I still have the silver button you rescued after I tossed it out. As I write you now, it sits beside the inkwell, reminding me of the destiny I always believed was inside of me, waiting. How can I explain such a thing? I simply know it the way I know there’s an oak tree inside an acorn. I’ve been filled with a hunger to grow this seed my whole life. I used to think I was supposed to become a lawyer, perhaps because that’s what Father and Thomas did, but it was never that. These days, I feel inspired to become a Quaker minister. Doing so will at least provide me a way to do what I tried to do on my eleventh birthday, that day you were cruelly given to me to own. It will allow me to tell whoever might listen that I can’t accept this, that we can’t accept slavery, it must end. That’s what I was born for—not the ministry, not the law, but abolition. I’ve come to know it only this night, but it has always been the tree in the acorn.

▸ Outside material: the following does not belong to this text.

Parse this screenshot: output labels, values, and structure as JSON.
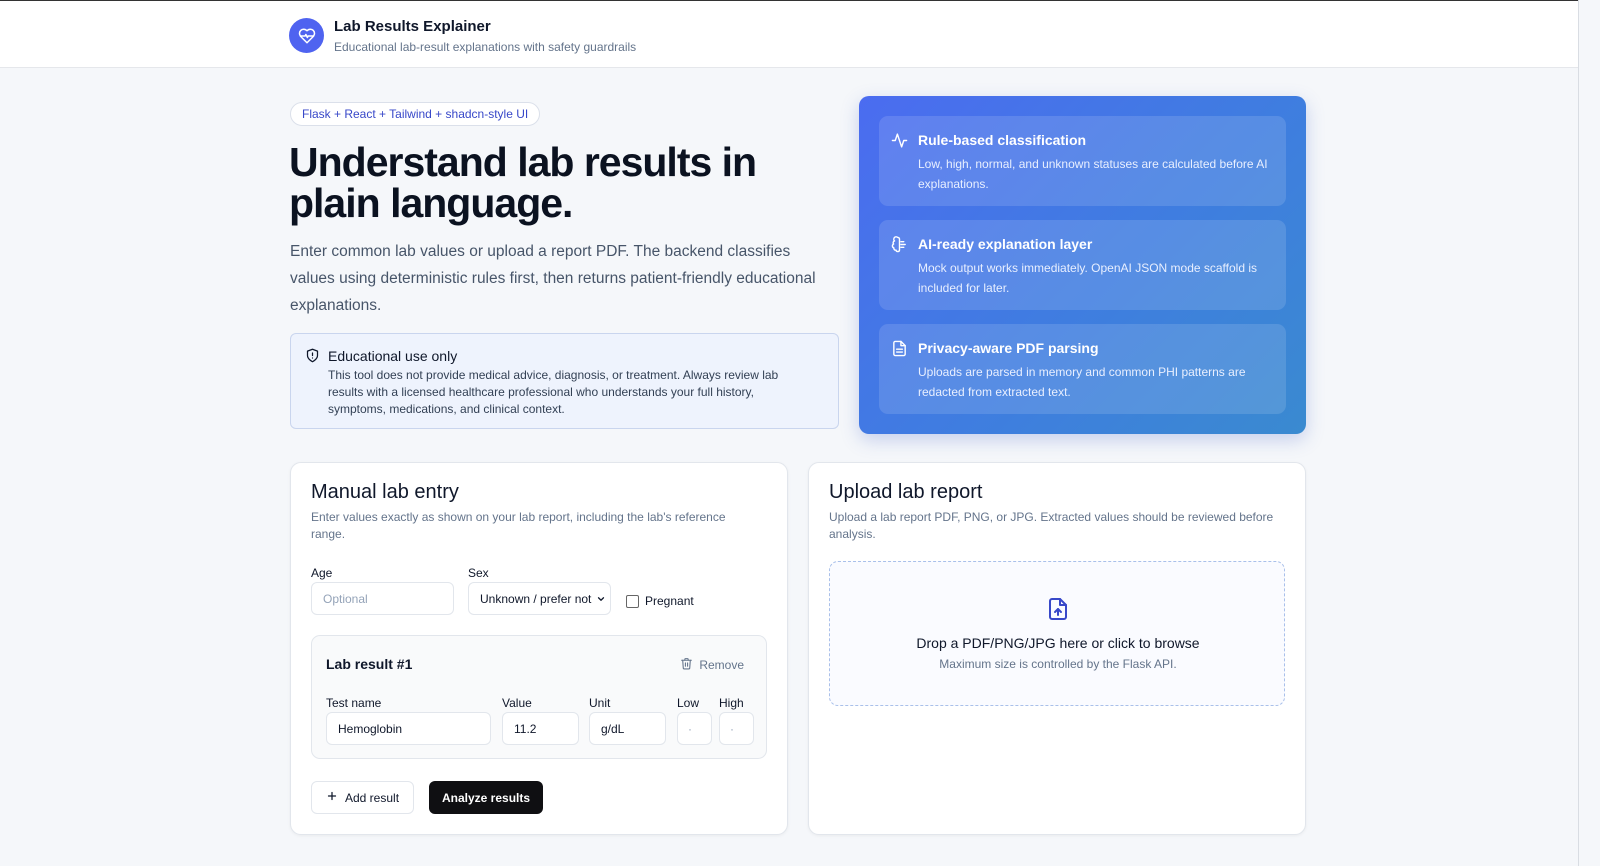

Tell your mother I’m glad she has found you again. Greet your sister for me. I’ve failed in many things, even in my love for you, but I think of you as my friend.
Sarah
Handful
That winter mauma sat idle by the fire in the kitchen house. She got a little weight back on her, but sometimes she had spells when she couldn’t keep down her food and we’d be back where we started. Mauma said every time she saw me, I was coming at her with a piece of biscuit.
We had plenty of vacant slave quarters, but the three of us stayed on together in the cellar room. Goodis brought in a little bed from the nursery, and we wedged it beside the big bed and slept three peas in a pod underneath the quilt frame. Sky asked one time what was all that wood nailed on the ceiling, and I said, “You never saw a quilt frame?” and mauma said, “Well, you ain’t never seen a rice field, so yawl even.”
Mauma still wouldn’t talk about what’d happened to her. She’d say, “What’s done’s done.” Most nights, though, she’d wake up and pace the room, and it didn’t seem done at all. I realized the best curing thing for her was a needle, a thread, and a piece of cloth. One day, I told her I needed some help and handed her the mending basket. When I came back, the needle was a hummingbird in her fingers.
The hardest part was finding work for Sky. She couldn’t do the laundry to save her life. I got Sabe to try her in the house cleaning and serving tea with me and Minta, but missus said she didn’t look the part, and put off the guests. After that, she went to work in the kitchen house, but she drove Aunt-Sister crazy with her chatter, stories about rabbits out-tricking foxes and bears. She usually ended up on the porch, singing in Gullah. Ef oona ent kno weh oona da gwuine, oona should kno weh oona dum from. That same song, over and over. If you don’t know where you’re going, you should know where you came from.
One morning on the tail end of winter, the knocker clacked on the front door and in came Mr. Huger, the solicitor, stomping the cold off his feet. He handed me his hat while Sabe went to get missus.